A document evaluation support system narrows the search for related terms in a document, evaluates a search result, provides information of the evaluation, and further searches the search result for a related paragraph in the document so as to support evaluation and determination of the document. The system includes a document division section, a specified term search section, and a search result evaluation section. The sections further include a document attribute database, a document division determination rule database, a document division determination unit, a document division input unit, a divided document (paragraph) with heading database, a keyword database, a numeric database, a search method input unit, a search condition database, a specified result search unit, a search result database, a search result display unit, a weight database, a search result evaluation unit, an evaluation result database, and an evaluation result display unit.

Description

    CLAIM OF PRIORITY
  • The present application claims priority from Japanese patent application serial no. 2008-089172, filed on Mar. 31, 2008, the content of which is hereby incorporated by reference into this application.
  • FIELD OF THE INVENTION
  • The present invention relates to a document evaluation support system and method capable of getting useful information from a document and supporting term search in the document for confirming matters described in the document.
  • BACKGROUND OF THE INVENTION
  • When evaluating or confirming contents of a document, it is necessary to specify a term to be searched for and find where the term is located in the document.

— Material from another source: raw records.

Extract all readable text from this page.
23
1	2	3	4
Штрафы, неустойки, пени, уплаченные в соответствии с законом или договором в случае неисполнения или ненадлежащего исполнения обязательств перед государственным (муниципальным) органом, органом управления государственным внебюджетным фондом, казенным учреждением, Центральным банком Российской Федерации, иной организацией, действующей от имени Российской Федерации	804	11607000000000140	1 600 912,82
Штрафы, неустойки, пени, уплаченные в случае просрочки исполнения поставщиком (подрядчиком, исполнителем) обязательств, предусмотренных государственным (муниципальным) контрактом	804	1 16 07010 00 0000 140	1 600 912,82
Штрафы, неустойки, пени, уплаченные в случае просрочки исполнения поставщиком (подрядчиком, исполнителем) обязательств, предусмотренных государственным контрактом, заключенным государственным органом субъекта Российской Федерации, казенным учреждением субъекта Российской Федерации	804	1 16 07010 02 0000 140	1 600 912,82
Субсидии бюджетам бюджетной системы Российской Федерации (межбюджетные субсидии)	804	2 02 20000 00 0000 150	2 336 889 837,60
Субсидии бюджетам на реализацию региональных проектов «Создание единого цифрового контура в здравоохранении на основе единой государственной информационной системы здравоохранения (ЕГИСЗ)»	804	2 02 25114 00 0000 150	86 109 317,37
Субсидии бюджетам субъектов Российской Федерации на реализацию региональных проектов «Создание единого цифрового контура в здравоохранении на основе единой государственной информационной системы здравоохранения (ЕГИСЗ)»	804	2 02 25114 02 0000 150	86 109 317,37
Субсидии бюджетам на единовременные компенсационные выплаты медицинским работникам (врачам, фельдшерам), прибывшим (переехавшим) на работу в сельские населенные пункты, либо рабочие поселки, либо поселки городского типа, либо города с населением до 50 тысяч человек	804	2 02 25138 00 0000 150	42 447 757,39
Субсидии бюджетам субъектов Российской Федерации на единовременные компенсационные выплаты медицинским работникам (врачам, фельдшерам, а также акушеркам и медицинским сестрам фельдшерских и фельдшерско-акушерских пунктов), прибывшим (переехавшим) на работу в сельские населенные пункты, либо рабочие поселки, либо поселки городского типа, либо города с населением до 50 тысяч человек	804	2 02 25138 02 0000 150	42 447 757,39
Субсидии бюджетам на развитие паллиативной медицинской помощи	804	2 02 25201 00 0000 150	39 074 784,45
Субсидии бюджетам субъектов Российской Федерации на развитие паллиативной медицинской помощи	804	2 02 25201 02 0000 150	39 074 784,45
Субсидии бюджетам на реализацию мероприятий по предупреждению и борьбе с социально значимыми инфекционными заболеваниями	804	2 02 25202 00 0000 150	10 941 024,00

As the methods of retrieving terms, JP-A No. 2003-208447 discloses the method of dynamically determining a requested search term and a related term and displaying retrieved terms in the order of occurrence rates. JP-A No. 1994-215041 discloses the method of retrieving terms in accordance with a numeric condition defined as a document attribute. JP-A No. 1992-293161 discloses the method of retrieving terms by specifying the number of characters between search terms or a search range.
  • Conventionally, a search for a certain term or terms in a document has been carried out by setting specified conditions such as a term or terms to be searched for, a related term, the number of characters between the terms to be searched for, and an attribute numeric of the document.
  • Incidentally, depending on the evaluation contents of the document to be evaluated, it is needed to further refine search conditions, improve the accuracy of search refinement, and evaluate search results for increasing the utilization of the search results. That is, there is a need for giving support to not only retrieving a single term but also retrieving a combination of closely related search terms within a specified range, providing evaluation of a search result, and providing and determining information related to the search result.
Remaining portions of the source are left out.